About Edwin Morgan

Edwin Morgan (1920–2010) led a remarkable and wide-ranging creative life. He published 25 collections of his own poetry, and translated hundreds of Russian, Hungarian, Italian, Spanish, Portuguese, French and German poems too. He also wrote plays, opera libretti, radio broadcasts, journalism, book and drama reviews, literary criticism, and artworks. His work continues to be published, produced, taught and celebrated.


Some insights into Edwin Morgan’s poetry from biographer and friend James McGonigal:

Edwin Morgan is a poet for…

Glasgow

What he loved about the city was its energy, industrial inventiveness, humour and crowded streets. He warmed to its humanity, shared its sorrows, wrote against scarring deprivation, recovered its history (real and imagined), and projected several Glasgows into the future. Poems worth checking out include ‘The Starlings in George Square’, ‘Trio’, ‘In the Snack-bar’, ‘Glasgow 5 March 1971’, ‘Death in Duke Street’, ‘The Second Life’, ‘A City’, and ‘Nine in Glasgow’ in Cathures (2002). Born here, he taught literature in Glasgow University all his working life, and became the city’s first Poet Laureate in 1999.

Scotland

He became Scotland’s laureate too, in 2004 – its first Makar or National Poet. He loved Scotland dearly and celebrated its varied landscapes, people and places, whether humorously in ‘Canedolia’, or reflectively in ‘Sonnets from Scotland’. For Morgan, part of the national poet’s job was to remind Scots that ‘if they want to achieve something in the world, and to really be taken seriously, then they need to show the world what they stand for.’ Poets, and other writers, can help them to do this. His poem ‘For the Opening of the Scottish Parliament, 9 October 2004’ gave pithy advice to its legislators.

the World, the Universe

He travelled widely, to Africa and the Middle East during World War Two, to Russia and Eastern Europe during the Cold War, to the United States, to New Zealand, to the North Pole. These places are in the poetry. ‘The New Divan’ is his mysterious long war journey. There’s a poem about flying to Lapland in Concorde. This supersonic flight was the nearest he could actually get to outer space, where he often journeyed in his imagination, as in ‘From the Domain of Arnheim’, ‘In Sobieski’s Shield’, ‘Thoughts of a Module’, ‘The First Men on Mercury’, and ‘The Moons of Jupiter’. He believed that humanity would someday create ‘A Home in Space’. In ‘Sonnets from Scotland’, time-travellers explore and wonder at this land across aeons of its past and future.

Diverse Identities

He could speak as a space module, or a Mercurian, and also as an apple, a computer, an Egyptian mummy. He was an acrobat of words and identities. Perhaps his own identity as a gay man, risking censure or imprisonment through most of his life, encouraged that ability to shape-shift. His love poems are haunting. Some deal with loss or transience, as in ‘One Cigarette’, Absence’ or ‘Dear man, my love goes out in waves’, or with the physical risks of a marginalised lifestyle, as in ‘Glasgow Green’ or ‘Christmas Eve’. But they also celebrate ways in which all loving couples share the tender details of everyday life together, as in ‘Strawberries’. His writing of gay and queer experience had a significant impact on social attitudes and political change in Scotland. His voice spoke for many young or isolated gay people, with an advocacy that was subtle but powerful in effect. The present generation of Scots is markedly more liberal than in Morgan’s time.

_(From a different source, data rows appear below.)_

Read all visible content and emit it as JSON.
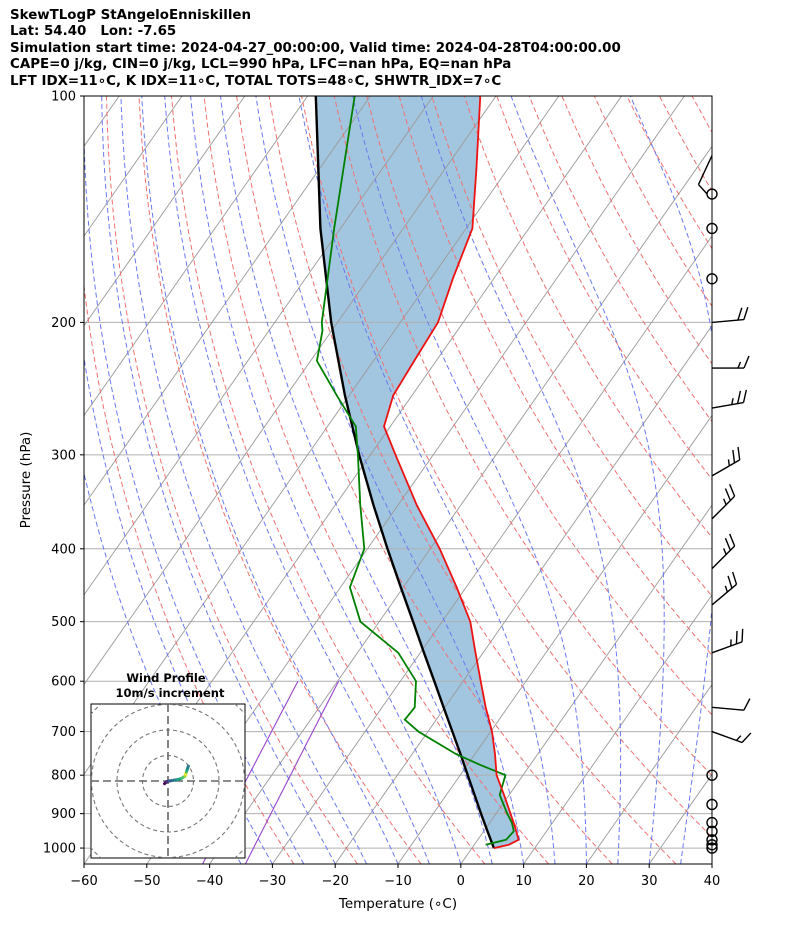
{
  "header": {
    "title": "SkewTLogP StAngeloEnniskillen",
    "location": "Lat: 54.40   Lon: -7.65",
    "times": "Simulation start time: 2024-04-27_00:00:00, Valid time: 2024-04-28T04:00:00.00",
    "params": "CAPE=0 j/kg, CIN=0 j/kg, LCL=990 hPa, LFC=nan hPa, EQ=nan hPa",
    "indices": "LFT IDX=11∘C, K IDX=11∘C, TOTAL TOTS=48∘C, SHWTR_IDX=7∘C"
  },
  "chart_data": {
    "type": "skewt",
    "xlabel": "Temperature (∘C)",
    "ylabel": "Pressure (hPa)",
    "xlim": [
      -60,
      40
    ],
    "ylim": [
      1050,
      100
    ],
    "x_ticks": [
      "−60",
      "−50",
      "−40",
      "−30",
      "−20",
      "−10",
      "0",
      "10",
      "20",
      "30",
      "40"
    ],
    "y_ticks": [
      {
        "p": 100,
        "label": "100"
      },
      {
        "p": 200,
        "label": "200"
      },
      {
        "p": 300,
        "label": "300"
      },
      {
        "p": 400,
        "label": "400"
      },
      {
        "p": 500,
        "label": "500"
      },
      {
        "p": 600,
        "label": "600"
      },
      {
        "p": 700,
        "label": "700"
      },
      {
        "p": 800,
        "label": "800"
      },
      {
        "p": 900,
        "label": "900"
      },
      {
        "p": 1000,
        "label": "1000"
      }
    ],
    "colors": {
      "temperature": "#ee1111",
      "dewpoint": "#008000",
      "parcel": "#000000",
      "cape_fill": "#a3c6e0",
      "dry_adiabat": "#f07070",
      "moist_adiabat": "#6a78f0",
      "isotherm": "#999999",
      "mixing_ratio": "#9944cc"
    },
    "temperature": {
      "p": [
        1000,
        990,
        975,
        950,
        925,
        900,
        850,
        800,
        750,
        700,
        650,
        600,
        550,
        500,
        450,
        400,
        350,
        300,
        275,
        250,
        225,
        200,
        175,
        150,
        125,
        100
      ],
      "t": [
        3.5,
        5.5,
        6.5,
        5.2,
        3.8,
        2.3,
        -0.8,
        -4.2,
        -6.8,
        -9.8,
        -13.5,
        -17.2,
        -21.2,
        -25.5,
        -31.5,
        -38.5,
        -47.0,
        -56.0,
        -61.0,
        -63.0,
        -63.5,
        -64.0,
        -66.5,
        -69.0,
        -75.0,
        -82.5
      ]
    },
    "dewpoint": {
      "p": [
        990,
        975,
        950,
        925,
        900,
        850,
        800,
        775,
        750,
        700,
        675,
        650,
        600,
        550,
        500,
        450,
        400,
        350,
        300,
        275,
        250,
        225,
        205,
        200,
        150,
        100
      ],
      "td": [
        1.8,
        4.5,
        4.8,
        3.5,
        1.8,
        -1.5,
        -2.8,
        -8.0,
        -13.0,
        -21.5,
        -25.0,
        -24.8,
        -27.5,
        -33.5,
        -43.0,
        -48.5,
        -50.5,
        -56.0,
        -62.0,
        -65.5,
        -72.0,
        -79.0,
        -81.5,
        -82.5,
        -91.0,
        -102.5
      ]
    },
    "parcel_profile": {
      "p": [
        1000,
        950,
        900,
        850,
        800,
        750,
        700,
        650,
        600,
        550,
        500,
        450,
        400,
        350,
        300,
        250,
        200,
        150,
        100
      ],
      "t": [
        3.5,
        0.6,
        -2.4,
        -5.5,
        -8.8,
        -12.3,
        -16.1,
        -20.2,
        -24.6,
        -29.4,
        -34.6,
        -40.4,
        -46.8,
        -53.9,
        -61.8,
        -70.7,
        -81.0,
        -93.2,
        -108.7
      ]
    },
    "wind_barbs": [
      {
        "p": 1000,
        "type": "calm"
      },
      {
        "p": 990,
        "type": "calm"
      },
      {
        "p": 975,
        "type": "calm"
      },
      {
        "p": 950,
        "type": "calm"
      },
      {
        "p": 925,
        "type": "calm"
      },
      {
        "p": 875,
        "type": "calm"
      },
      {
        "p": 800,
        "type": "calm"
      },
      {
        "p": 700,
        "type": "barb",
        "spd": 15,
        "dir": 290
      },
      {
        "p": 650,
        "type": "barb",
        "spd": 10,
        "dir": 275
      },
      {
        "p": 550,
        "type": "barb",
        "spd": 25,
        "dir": 250
      },
      {
        "p": 475,
        "type": "barb",
        "spd": 25,
        "dir": 230
      },
      {
        "p": 425,
        "type": "barb",
        "spd": 25,
        "dir": 225
      },
      {
        "p": 365,
        "type": "barb",
        "spd": 25,
        "dir": 225
      },
      {
        "p": 320,
        "type": "barb",
        "spd": 25,
        "dir": 240
      },
      {
        "p": 260,
        "type": "barb",
        "spd": 25,
        "dir": 260
      },
      {
        "p": 230,
        "type": "barb",
        "spd": 15,
        "dir": 270
      },
      {
        "p": 200,
        "type": "barb",
        "spd": 20,
        "dir": 265
      },
      {
        "p": 175,
        "type": "calm"
      },
      {
        "p": 150,
        "type": "calm"
      },
      {
        "p": 135,
        "type": "calm"
      },
      {
        "p": 120,
        "type": "barb",
        "spd": 10,
        "dir": 25
      }
    ],
    "hodograph": {
      "title": "Wind Profile",
      "subtitle": "10m/s increment",
      "u": [
        -0.5,
        -0.2,
        0.2,
        0.8,
        1.4,
        2.0,
        2.5,
        2.6,
        2.7,
        2.8,
        2.9,
        3.0
      ],
      "v": [
        -0.4,
        -0.1,
        0.0,
        0.1,
        0.2,
        0.4,
        0.7,
        1.0,
        1.3,
        1.6,
        1.9,
        2.2
      ]
    }
  }
}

Partnerships and Collaboration

Morgan was an individualist, in some senses a loner. And yet he was also an inspirer of creative partnerships – in art, photography, opera, music and drama, cultural journalism and poetry in performance. His early support was invaluable to an array of ground-breaking poets and artists: Ian Hamilton Finlay, Alasdair Gray and Thomas A. Clark, Tom Leonard, Liz Lochhead and Jackie Kay, Richard Price, David Kinloch, Peter McCarey and Robert Crawford, to name only a few. He took part in or inspired such creative movements as Concrete Poetry and Informationism. His work in drama with Communicado Theatre and TAG (Theatre About Glasgow); in jazz with Tommy Smith and in rock music with Idlewild; in art with John Furnival and Ron O’Donnel; in opera with Thomas Wilson and Kenneth Leighton … all these were influential too.

Such lists could be extended. In fact, they continue to grow through the Edwin Morgan Trust. You can see details of new creative work we have supported, in poetry and across the arts, in the following pages.

Most of the poems mentioned here are in Edwin Morgan, Centenary Selected Poems, edited by Hamish Whyte, published by Carcanet Press in 2020.